(639g) Fluorescence Lifetime Sorting with A Frequency Domain Analysing Flow Cytometer
AIChE Annual Meeting
2011
2011 Annual Meeting
Food, Pharmaceutical & Bioengineering Division
Biosensors, Biodiagnosis and Bioprocess Monitoring
Thursday, October 20, 2011 - 10:20am to 10:40am
Background
The realm of chemical engineering is expanding rapidly and has incorporated into it principles of bio-engineering and biological techniques. One such method is flow cytometry and is used in research and diagnostic medicine to deduce information about cells or microparticles based upon their relative size, internal complexity and fluorescence character. This is determined by using hydrodynamic properties to focus a flowing stream of a sample of interest into a single flowline and individually interrogate across a Gaussian profile laser beam. From the scattered and fluoresced light we can determine things about the cells such as its place in the cell cycle, protein expression levels and surface marker characteristics. The “killer app” for flow cytometry came in the 1980’s when CD4+T-cell level determination led to a rapid and accurate determination of when HIV infection became full blown AIDS.
These measurements of fluoresced photons by a photodetector have served the cytometry community well in the past yet suffer from a very critical flaw. Fluorophores emit light over a broad spectral range and experimenters will often encounter spectral overlap from two emitting fluorescent species. When spectral overlap between fluorophores emitting in regions that exhibit cellular autofluorescence occurs there is a compounding issue whereby the exogenous signal cannot be separated from the endogenous fluorescence. Although mathematical compensation methods exist, they are only numerical subtractions and not true measurements.

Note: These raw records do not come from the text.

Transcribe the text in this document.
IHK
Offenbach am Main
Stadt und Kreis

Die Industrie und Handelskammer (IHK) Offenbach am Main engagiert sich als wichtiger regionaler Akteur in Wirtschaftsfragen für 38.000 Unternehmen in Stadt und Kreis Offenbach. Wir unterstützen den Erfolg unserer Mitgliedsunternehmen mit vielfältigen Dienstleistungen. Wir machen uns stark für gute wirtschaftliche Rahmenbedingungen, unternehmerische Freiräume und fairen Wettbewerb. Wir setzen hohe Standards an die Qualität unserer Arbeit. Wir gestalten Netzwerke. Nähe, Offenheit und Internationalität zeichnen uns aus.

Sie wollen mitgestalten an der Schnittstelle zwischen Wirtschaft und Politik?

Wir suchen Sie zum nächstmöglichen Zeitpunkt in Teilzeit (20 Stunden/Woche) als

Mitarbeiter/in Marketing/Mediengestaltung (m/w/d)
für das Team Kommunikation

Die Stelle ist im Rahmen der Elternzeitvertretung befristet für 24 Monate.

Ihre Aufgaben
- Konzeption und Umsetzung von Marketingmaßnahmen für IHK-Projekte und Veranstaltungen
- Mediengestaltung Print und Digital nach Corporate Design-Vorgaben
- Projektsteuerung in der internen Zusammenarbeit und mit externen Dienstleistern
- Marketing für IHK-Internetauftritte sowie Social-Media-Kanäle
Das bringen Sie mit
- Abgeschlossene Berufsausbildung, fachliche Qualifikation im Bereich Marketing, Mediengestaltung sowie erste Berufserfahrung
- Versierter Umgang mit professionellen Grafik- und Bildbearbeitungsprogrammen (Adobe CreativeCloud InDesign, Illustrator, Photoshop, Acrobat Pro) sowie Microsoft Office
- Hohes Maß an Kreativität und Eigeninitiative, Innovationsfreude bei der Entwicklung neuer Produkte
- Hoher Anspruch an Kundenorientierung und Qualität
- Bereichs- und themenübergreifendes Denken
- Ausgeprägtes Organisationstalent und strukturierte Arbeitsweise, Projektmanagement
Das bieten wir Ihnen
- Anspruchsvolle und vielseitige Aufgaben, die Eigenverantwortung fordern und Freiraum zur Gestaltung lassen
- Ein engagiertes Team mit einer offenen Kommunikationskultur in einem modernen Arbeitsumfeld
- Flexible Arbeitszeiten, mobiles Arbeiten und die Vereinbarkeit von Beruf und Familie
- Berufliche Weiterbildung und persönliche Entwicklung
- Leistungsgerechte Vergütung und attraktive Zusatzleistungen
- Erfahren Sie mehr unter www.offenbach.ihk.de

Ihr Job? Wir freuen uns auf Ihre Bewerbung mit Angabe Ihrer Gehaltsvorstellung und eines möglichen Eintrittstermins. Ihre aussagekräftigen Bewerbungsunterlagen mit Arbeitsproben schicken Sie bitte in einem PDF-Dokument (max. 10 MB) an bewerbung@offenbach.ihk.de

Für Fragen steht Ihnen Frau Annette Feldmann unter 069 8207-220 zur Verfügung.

In previous word, we have shown that the phase shift of each fluorophore can be measured to overcome the issues of spectral overlap by capturing the fluorescent molecule’s excited state lifetime. Our methods digitally capture amplified voltage waveforms from a cytometer’s detector. A Fourier transform and digital processing is done to extract the excited state lifetimes of fluorophores on flowing cells. In this contribution we present results for implementing the digital methods with sorting of cells and fluorescence microspheres
Material & Methods
The testbed for this experiment was a modified commercial sorting flow cytometer. We replaced the stock laser lines with solid state lasers that can either be directly modulated or modulated using an electro-optic modulator to impart periodic wave characteristics into the beam. This allows for single and multiple harmonic information to be imparted into the signal for Fourier analysis. Signals are routed from the cytometer photodetectors through high frequency amplifiers and into a specialized data acquisition system. It is within this system that standard cytometric data is recorded and the Fourier transform on the signals is done to extract out the phase information at signal harmonics of interest. The recorded phase, at a particular frequency, is proportional to the excited state fluorescence lifetime of a fluorophore.
The phase shift is a measure of how much a periodic signal lags to a reference. The degree of lag of an excited state fluorescence process only equates to a measure in the tens of nanoseconds, and a high frequency signal is needed in order to determine a phase shift that can be discerned by sampling equipment.
Our investigation is of a set of two fluorescent microspheres whose lifetimes have previously been individually measured on our system. By using modulation levels in the megahertz range we are able to quantify and distinguish between the excited state lifetimes of the two microspheres and set up gating regions to send back to the sorting cytometer. This instrument is then able to utilize an electro-static deflection system to deflect droplets created by a piezo-electric resonator from the flowing stream of the cytometer, into specific bins. These samples are then tested for sort purity by analysis on a separate dedicated analysis cytometer.
Results
With these approaches we demonstrate that using frequency domain techniques can lead to the ability to distinguish different fluorophores based solely on their excited state fluorescence lifetime. Additionally we show that it is possible to not only distinguish in software, but to redirect signals back to a sorting cytometer and be able to sort microparticles based upon fluorescence lifetime characteristics. Ultimately these techniques can be implemented in commercial cytometry and expand the functionality of instruments by allowing for intensity and temporal characteristics to be used to distinguish between fluorophores in cellular systems to aid in research and diagnostics.